Recruiters will provide candidates with sales documentation as well as the exercise instructions beforehand. This comprehensive brief will provide accurate and relevant context to candidates to base their research. Candidates will then have to present their findings through an onsite or remote presentation.
For interviewers, a market dive is a great home assignment to review a candidate’s ability to provide data and interpretation leading to qualifying new prospects. Recruiters will also be able to assess their data collection tools and techniques as well as their ability to balance quantitative and qualitative research. Stellar candidates will distinguish themselves by showcasing great communication skills and strong work ethics in addition to sound research skills.
Here's a comprehensive check-list of a candidate’s skills that a market dive can help you assess:
- Ability to get up-to-speed on the company’s challenges by studying the documentation sent prior
- Ability to source and manipulate qualitative and quantitative data
- Ability to target the right people and understand their needs
- Ability to create creative, compelling and targeted communication to address these people
- Ability to detect market trends to target potential clients more effectively
- Ability to present the work done
Market Dive
Step 1 - Prepare your sales documentation
This documentation should gather some key information that will allow candidates to understand the market segments your company is targeting in order to be able to identify potential leads. You can use your own team’s sales documentation or put together a specific presentation - in both cases, make sure that those answer the following questions:
- What's your product's value?
- How do you segment your market?
- What defines a qualified prospect?
- What are your company's customer success stories?
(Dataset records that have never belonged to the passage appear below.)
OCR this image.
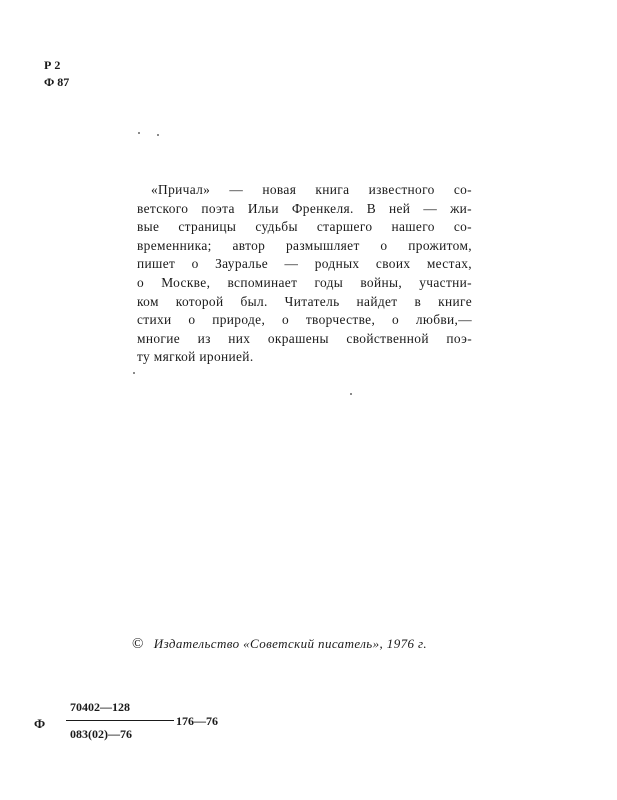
Р 2
Ф 87
«Причал» — новая книга известного со-
ветского поэта Ильи Френкеля. В ней — жи-
вые страницы судьбы старшего нашего со-
временника; автор размышляет о прожитом,
пишет о Зауралье — родных своих местах,
о Москве, вспоминает годы войны, участни-
ком которой был. Читатель найдет в книге
стихи о природе, о творчестве, о любви,—
многие из них окрашены свойственной поэ-
ту мягкой иронией.
© Издательство «Советский писатель», 1976 г.
Ф
70402—128
083(02)—76
176—76
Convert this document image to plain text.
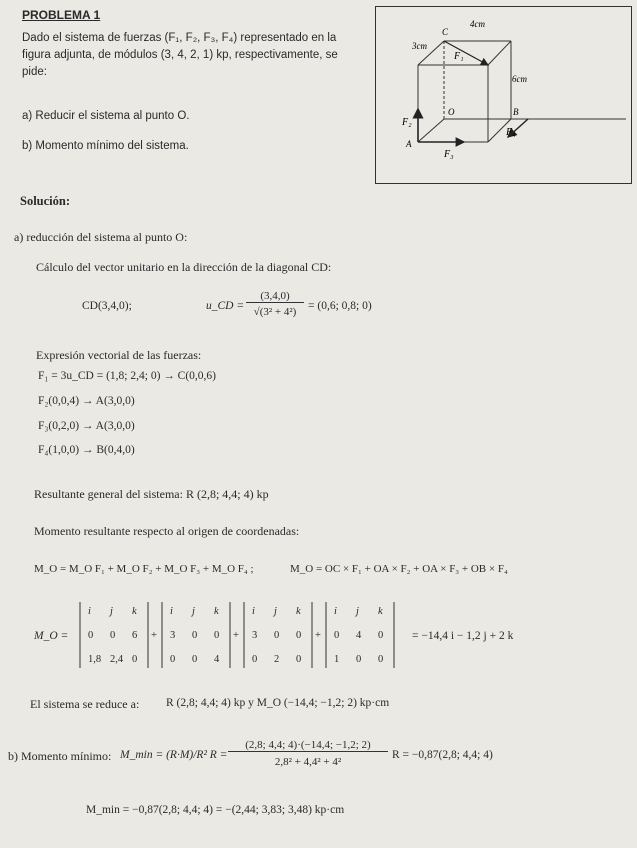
PROBLEMA 1
Dado el sistema de fuerzas (F₁, F₂, F₃, F₄) representado en la figura adjunta, de módulos (3, 4, 2, 1) kp, respectivamente, se pide:
a) Reducir el sistema al punto O.
b) Momento mínimo del sistema.
C
4cm
3cm
F₁
6cm
O	B
F₂
F₄
A
F₃
Solución:
a) reducción del sistema al punto O:
Cálculo del vector unitario en la dirección de la diagonal CD:
CD(3,4,0);	u_CD =
(3,4,0)
√(3² + 4²)	= (0,6; 0,8; 0)
Expresión vectorial de las fuerzas:
F₁ = 3u_CD = (1,8; 2,4; 0) → C(0,0,6)
F₂(0,0,4) → A(3,0,0)
F₃(0,2,0) → A(3,0,0)
F₄(1,0,0) → B(0,4,0)
Resultante general del sistema: R (2,8; 4,4; 4) kp
Momento resultante respecto al origen de coordenadas:
M_O = M_O F₁ + M_O F₂ + M_O F₃ + M_O F₄ ;	M_O = OC × F₁ + OA × F₂ + OA × F₃ + OB × F₄
M_O =
i j k
0 0 6
1,8 2,4 0
+
i j k
3 0 0
0 0 4
+
i j k
3 0 0
0 2 0
+
i j k
0 4 0
1 0 0
= −14,4 i − 1,2 j + 2 k
El sistema se reduce a: R (2,8; 4,4; 4) kp y M_O (−14,4; −1,2; 2) kp·cm
b) Momento mínimo: M_min = (R·M)/R² R =
(2,8; 4,4; 4)·(−14,4; −1,2; 2)
2,8² + 4,4² + 4²
R = −0,87(2,8; 4,4; 4)
M_min = −0,87(2,8; 4,4; 4) = −(2,44; 3,83; 3,48) kp·cm
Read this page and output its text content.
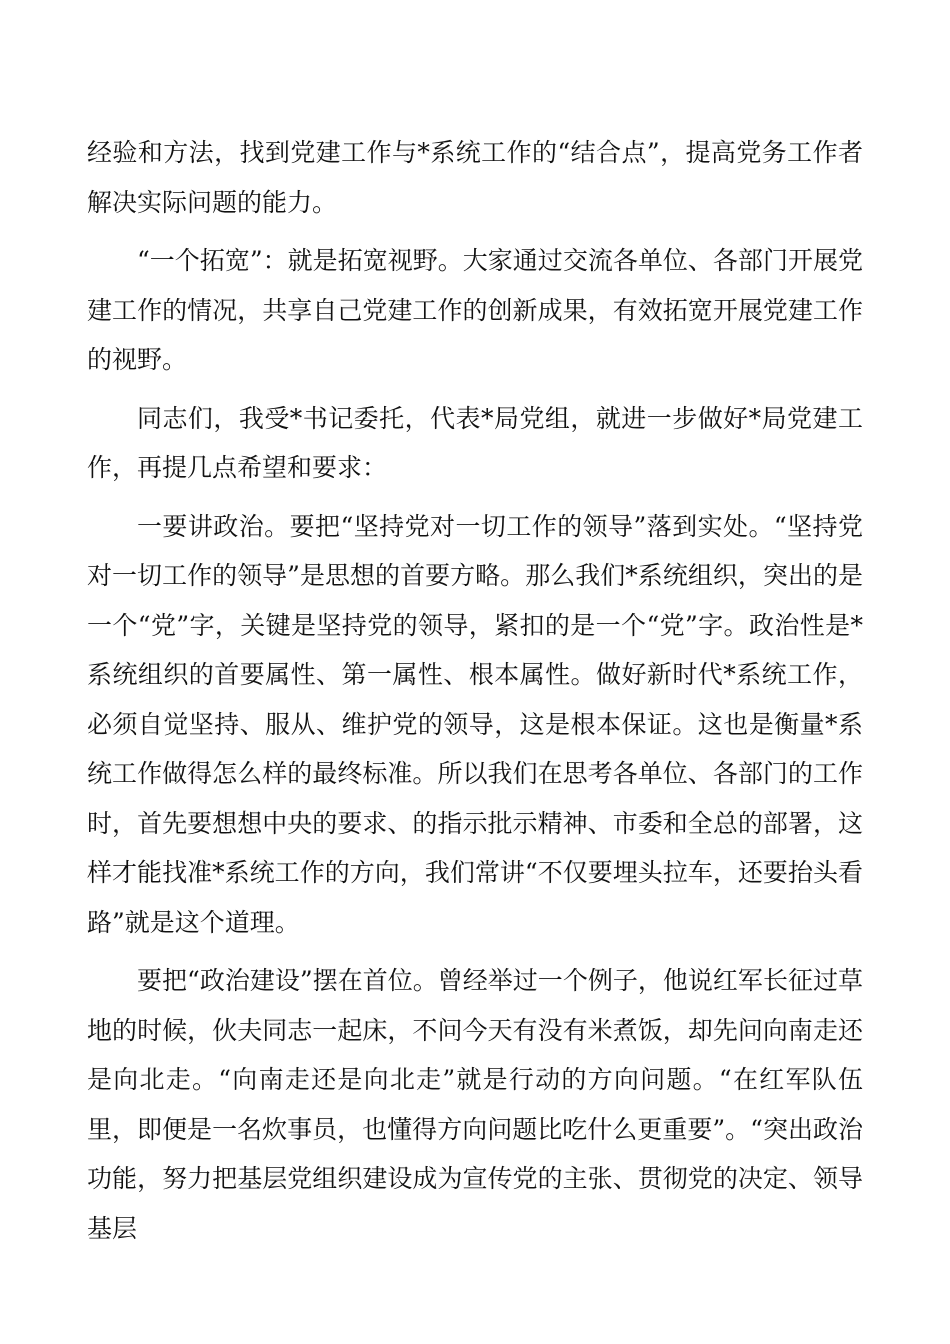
经验和方法，找到党建工作与*系统工作的“结合点”，提高党务工作者解决实际问题的能力。

“一个拓宽”：就是拓宽视野。大家通过交流各单位、各部门开展党建工作的情况，共享自己党建工作的创新成果，有效拓宽开展党建工作的视野。

同志们，我受*书记委托，代表*局党组，就进一步做好*局党建工作，再提几点希望和要求：

一要讲政治。要把“坚持党对一切工作的领导”落到实处。“坚持党对一切工作的领导”是思想的首要方略。那么我们*系统组织，突出的是一个“党”字，关键是坚持党的领导，紧扣的是一个“党”字。政治性是*系统组织的首要属性、第一属性、根本属性。做好新时代*系统工作，必须自觉坚持、服从、维护党的领导，这是根本保证。这也是衡量*系统工作做得怎么样的最终标准。所以我们在思考各单位、各部门的工作时，首先要想想中央的要求、的指示批示精神、市委和全总的部署，这样才能找准*系统工作的方向，我们常讲“不仅要埋头拉车，还要抬头看路”就是这个道理。

要把“政治建设”摆在首位。曾经举过一个例子，他说红军长征过草地的时候，伙夫同志一起床，不问今天有没有米煮饭，却先问向南走还是向北走。“向南走还是向北走”就是行动的方向问题。“在红军队伍里，即便是一名炊事员，也懂得方向问题比吃什么更重要”。“突出政治功能，努力把基层党组织建设成为宣传党的主张、贯彻党的决定、领导基层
- What are the challenges your sales team is currently meeting?
- How is your sales process organized?
If the market dive involves sharing sensitive data, consider signing an NDA with candidates.
Step 2 - Prepare the exercise
Recruiters have to create an exercise that fits the role’s seniority level they’re recruiting for.
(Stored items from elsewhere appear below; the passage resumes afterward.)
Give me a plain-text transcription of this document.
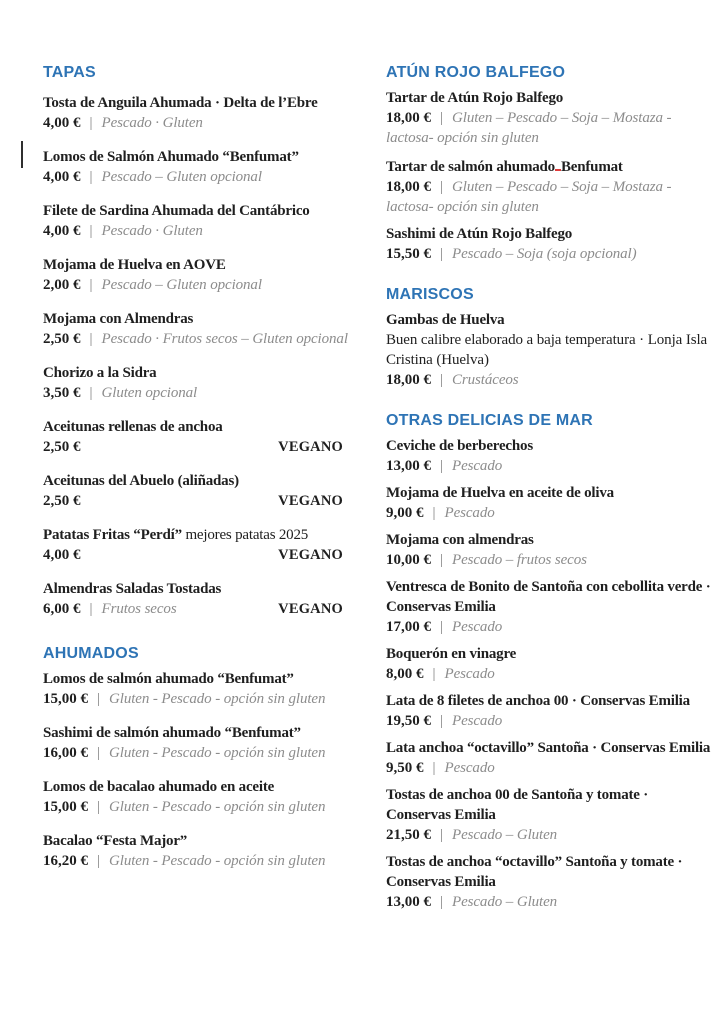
TAPAS
Tosta de Anguila Ahumada · Delta de l’Ebre
4,00 € | Pescado · Gluten
Lomos de Salmón Ahumado “Benfumat”
4,00 € | Pescado – Gluten opcional
Filete de Sardina Ahumada del Cantábrico
4,00 € | Pescado · Gluten
Mojama de Huelva en AOVE
2,00 € | Pescado – Gluten opcional
Mojama con Almendras
2,50 € | Pescado · Frutos secos – Gluten opcional
Chorizo a la Sidra
3,50 € | Gluten opcional
Aceitunas rellenas de anchoa
2,50 €	VEGANO
Aceitunas del Abuelo (aliñadas)
2,50 €	VEGANO
Patatas Fritas “Perdí” mejores patatas 2025
4,00 €	VEGANO
Almendras Saladas Tostadas
6,00 € | Frutos secos	VEGANO
AHUMADOS
Lomos de salmón ahumado “Benfumat”
15,00 € | Gluten - Pescado - opción sin gluten
Sashimi de salmón ahumado “Benfumat”
16,00 € | Gluten - Pescado - opción sin gluten
Lomos de bacalao ahumado en aceite
15,00 € | Gluten - Pescado - opción sin gluten
Bacalao “Festa Major”
16,20 € | Gluten - Pescado - opción sin gluten
ATÚN ROJO BALFEGO
Tartar de Atún Rojo Balfego
18,00 € | Gluten – Pescado – Soja – Mostaza - lactosa- opción sin gluten
Tartar de salmón ahumado Benfumat
18,00 € | Gluten – Pescado – Soja – Mostaza - lactosa- opción sin gluten
Sashimi de Atún Rojo Balfego
15,50 € | Pescado – Soja (soja opcional)
MARISCOS
Gambas de Huelva
Buen calibre elaborado a baja temperatura · Lonja Isla Cristina (Huelva)
18,00 € | Crustáceos
OTRAS DELICIAS DE MAR
Ceviche de berberechos
13,00 € | Pescado
Mojama de Huelva en aceite de oliva
9,00 € | Pescado
Mojama con almendras
10,00 € | Pescado – frutos secos
Ventresca de Bonito de Santoña con cebollita verde · Conservas Emilia
17,00 € | Pescado
Boquerón en vinagre
8,00 € | Pescado
Lata de 8 filetes de anchoa 00 · Conservas Emilia
19,50 € | Pescado
Lata anchoa “octavillo” Santoña · Conservas Emilia
9,50 € | Pescado
Tostas de anchoa 00 de Santoña y tomate · Conservas Emilia
21,50 € | Pescado – Gluten
Tostas de anchoa “octavillo” Santoña y tomate · Conservas Emilia
13,00 € | Pescado – Gluten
For a junior sales position, ask candidates for a list of leads with qualification data as well as their outreach strategy. Their presentation should answer two questions:
- Why are those prospects good targets? Candidates can elaborate using persona, Ideal Customer Profile, ice-breaker ideas, etc.
- What would be their outreach strategy? It could be cold calling, messaging with specific content, sending outreach batches, etc.
For a senior or leadership sales position, ask candidates to study a new customer segment. Make sure to provide details on the format and depth you’re expecting: do you want a list of leads or are you looking for ideas to adapt the sales pitch, product or sales cycle? Example: "We consider providing our services to catering companies in the WA area. What adjustments would you make to our current products and sales methods to better serve this new segment? What messaging or approach would you go for?"
It’s estimated that candidates will spend 3 hours studying your sales documentation and from 4 to 10 hours doing their research. Since it’s a paid assessment, you can expect real insights or leads from candidates, whether they get hired or not.
Step 3 - Share your sales documentation and brief to the candidate
Send your sales documentation and exercise to the candidate ahead of time. Make sure to specify the expected presentation’s format - we advise you to ask candidates to use the tools your organization uses (Notion, Google Slide, Pandadoc, etc.) instead of a traditional Powerpoint presentation, unless your organization uses Powerpoint, of course.
The more information you share beforehand, the more you will evaluate a candidate's ability to get up to speed and be autonomous. The market dive is also a good way to lower the interview evaluation workload for your team: by asking the candidate to prepare alone you’re reducing the time you’ll spend with them in person.
Consequently, paid interviews or paid assessments are a great way to incentivize candidates to spend time preparing while also remaining fair to them and acknowledging the value of their work.
Last but not least, make sure you remain available to answer potential questions from the candidate to avoid any misunderstanding about the brief.
Step 4 - During the presentation
Here's a checklist of questions to have in mind when reviewing a candidate's findings:
- Were they able to learn from the documents you sent over and reuse that knowledge in their output?
- What are the sources, tools and techniques they used for their research?
- Are they proficient with your company’s data collection tools?
- How did they analyze the data they collected? Did they show some strong deductive reasoning to make assumptions from the data? Did they think critically to effectively analyze data?
- Were they able to observe some consumer trends?
- Were they able to distinguish direct and indirect competitors to get more insights into the market?
- Did they use creative thinking to reach customers in unique ways? Were their approaches adapted?
- Did they overall do the minimum or did they go above and beyond?
A market dive is also an opportunity to review some of the candidate's soft skills:
- How clear and concise was their presentation?
- How prepared was their document? Did they use the company's colors? Was it clean and without typos?
- Were they convincing in how they communicated their findings?
- Did they show active listening skills?
- Did they show good public speaking skills?
- Did they show good interpersonal communication skills?
- Did they show strong work ethics in how they sourced their data and how they would reach out to prospects?